Plastics producers need to move to recycled feedstocks as Western refineries start to close

Consumer demand
By Paul Hodges on 21-Nov-2021

Plastics producers are now being squeezed from both ends of the value chain. Upstream, the growing demand for Electric Vehicles is starting to lead to refinery closures, reducing feedstock availability. Downstream, brand owners are stepping up the pressure for increased use of recycled plastic, as the new Global Commitment report from the Ellen Macarthur Foundation confirms.

These risks have been developing for some time. But now they are moving from theory to practice. Companies have relatively little time to respond, given the announced 2025 and 2030 deadlines for change.

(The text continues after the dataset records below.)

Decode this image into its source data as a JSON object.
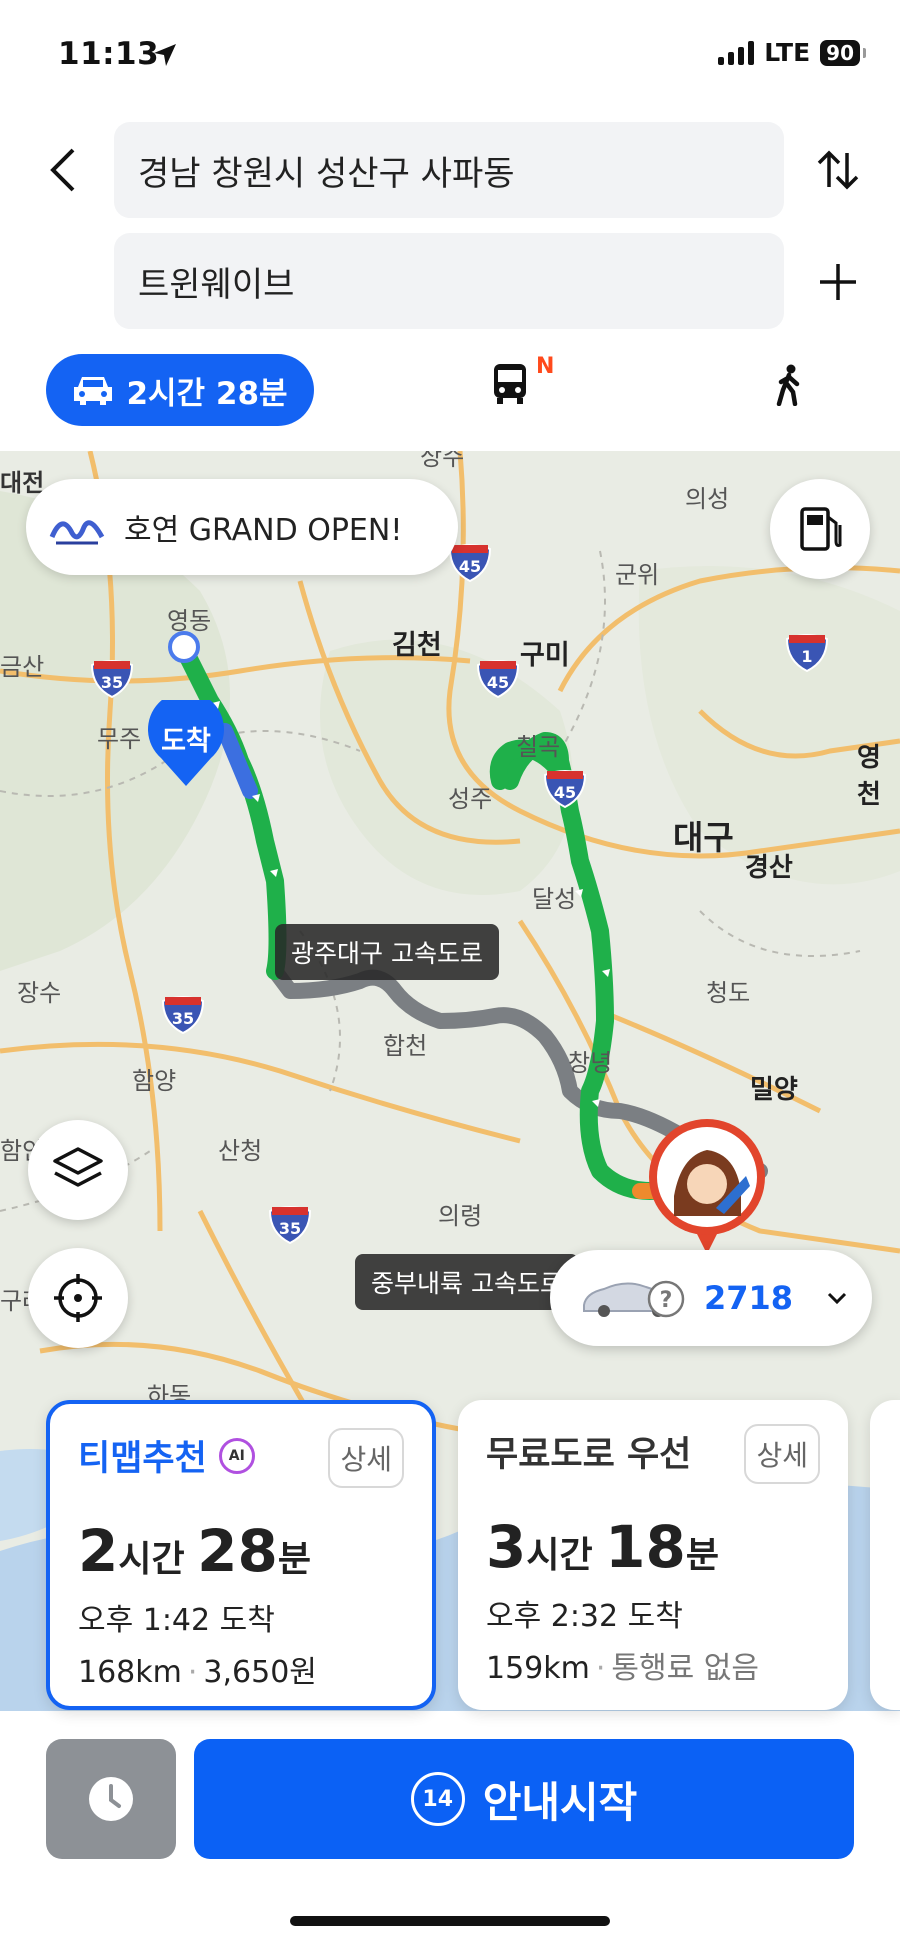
{
  "status": {
    "time": "11:13",
    "network": "LTE",
    "battery": "90"
  },
  "header": {
    "origin": "경남 창원시 성산구 사파동",
    "destination": "트윈웨이브",
    "back_icon": "chevron-left-icon",
    "swap_icon": "swap-vertical-icon",
    "add_icon": "plus-icon"
  },
  "modes": {
    "car_label": "2시간 28분",
    "bus_badge": "N",
    "walk_icon": "walk-icon"
  },
  "map": {
    "promo_logo": "호연",
    "promo_text": "호연 GRAND OPEN!",
    "dest_pin_label": "도착",
    "road_label_1": "광주대구 고속도로",
    "road_label_2": "중부내륙 고속도로",
    "vehicle_code": "2718",
    "places": [
      {
        "name": "대전"
      },
      {
        "name": "의성"
      },
      {
        "name": "군위"
      },
      {
        "name": "영동"
      },
      {
        "name": "김천"
      },
      {
        "name": "구미"
      },
      {
        "name": "금산"
      },
      {
        "name": "무주"
      },
      {
        "name": "칠곡"
      },
      {
        "name": "영천"
      },
      {
        "name": "성주"
      },
      {
        "name": "대구"
      },
      {
        "name": "경산"
      },
      {
        "name": "달성"
      },
      {
        "name": "장수"
      },
      {
        "name": "청도"
      },
      {
        "name": "합천"
      },
      {
        "name": "창녕"
      },
      {
        "name": "함양"
      },
      {
        "name": "밀양"
      },
      {
        "name": "산청"
      },
      {
        "name": "함안"
      },
      {
        "name": "의령"
      },
      {
        "name": "구례"
      },
      {
        "name": "하동"
      },
      {
        "name": "상주"
      }
    ],
    "shields": [
      "45",
      "35",
      "45",
      "1",
      "45",
      "35",
      "35"
    ]
  },
  "routes": [
    {
      "title": "티맵추천",
      "ai_badge": "AI",
      "detail_label": "상세",
      "duration_h": "2",
      "duration_h_unit": "시간",
      "duration_m": "28",
      "duration_m_unit": "분",
      "arrival": "오후 1:42 도착",
      "distance": "168km",
      "toll": "3,650원"
    },
    {
      "title": "무료도로 우선",
      "detail_label": "상세",
      "duration_h": "3",
      "duration_h_unit": "시간",
      "duration_m": "18",
      "duration_m_unit": "분",
      "arrival": "오후 2:32 도착",
      "distance": "159km",
      "toll": "통행료 없음"
    }
  ],
  "bottom": {
    "start_label": "안내시작",
    "countdown": "14"
  },
  "colors": {
    "primary": "#1463f3",
    "route_green": "#1fb04a",
    "route_gray": "#7b7f83"
  }
}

The European auto industry is going through a similar transformation, as the chart shows:

  • Until 2015, it saw no threat to demand for cars using gasoline and diesel
  • But then Dieselgate began in September 2015, and led to major changes
  • Diesel is the most dramatic example – its share has more than halved from 53% in 2014 to 21% this year 
  • Gasoline sales are also down to just 41%, after initially rising to 58% in 2019 after Dieselgate
  • Meanwhile, total Electric Vehicle (EV) sales have risen from 2.1% to 35.6%
  • Hybrids have risen from 1.4% to 19.4%; Battery EV, (BEVs) & PlugIn Hybrids (PHEV) have risen from 0.7% to 16.2%
  • And companies such as VW are planning for 70% of their EU sales to be Electric Vehicles by 2030

Unsurprisingly, oil companies are seeing the writing on the wall for their refineries. Shell are now closing crude oil refining at the Rhineland Refinery in Germany, and converting it into:

“A venture focused on renewable energy-derived hydrogen, sustainable aviation fuels and renewable liquefied biogas.”

Some had argued that demand for plastics would support refinery operations, but clearly that isn’t happening. In reality, the output of the main feedstock, naphtha, is just too small to keep a refinery running as diesel and gasoline sales disappear.

Then there is the global momentum building amongst brand owners and legislators to stop using virgin plastics. As the new Global Commitments report from the Ellen MacArthur Foundation confirms, the main brand owners are expecting a 19% decline in the use of virgin plastics in packaging by 2025.

Their main focus today is on recycled feedstock, due to consumer demand. Volumes are now growing by over 20%/year, and it was 8.2% of all plastic packaging last year:

  • Nestle and Mars are now targeting to use 30% recycled plastic by 2025
  • PepsiCo, Unilever and Coca-Cola are targeting 25%
  • L’Oreal is targeting 50% by the same date

Logic therefore suggests that companies need to focus on moving into the market for recycled plastic with all possible speed.

Just as gasoline/diesel cars are disappearing from the roads, so virgin plastic is set to disappear from packaging markets.  Many current plants are set to become stranded assets. Not only is the necessary feedstock disappearing, but customers are voting with their feet away from the product.

This will mean new business models, based on recycling waste plastic with local partners in major cities and towns.  As the auto industry has recognised, change is coming at an accelerated pace. In turn, this creates a ‘once-in-a-lifetime’ opportunity to develop major new revenue and profit streams that will provide growth for decades to come.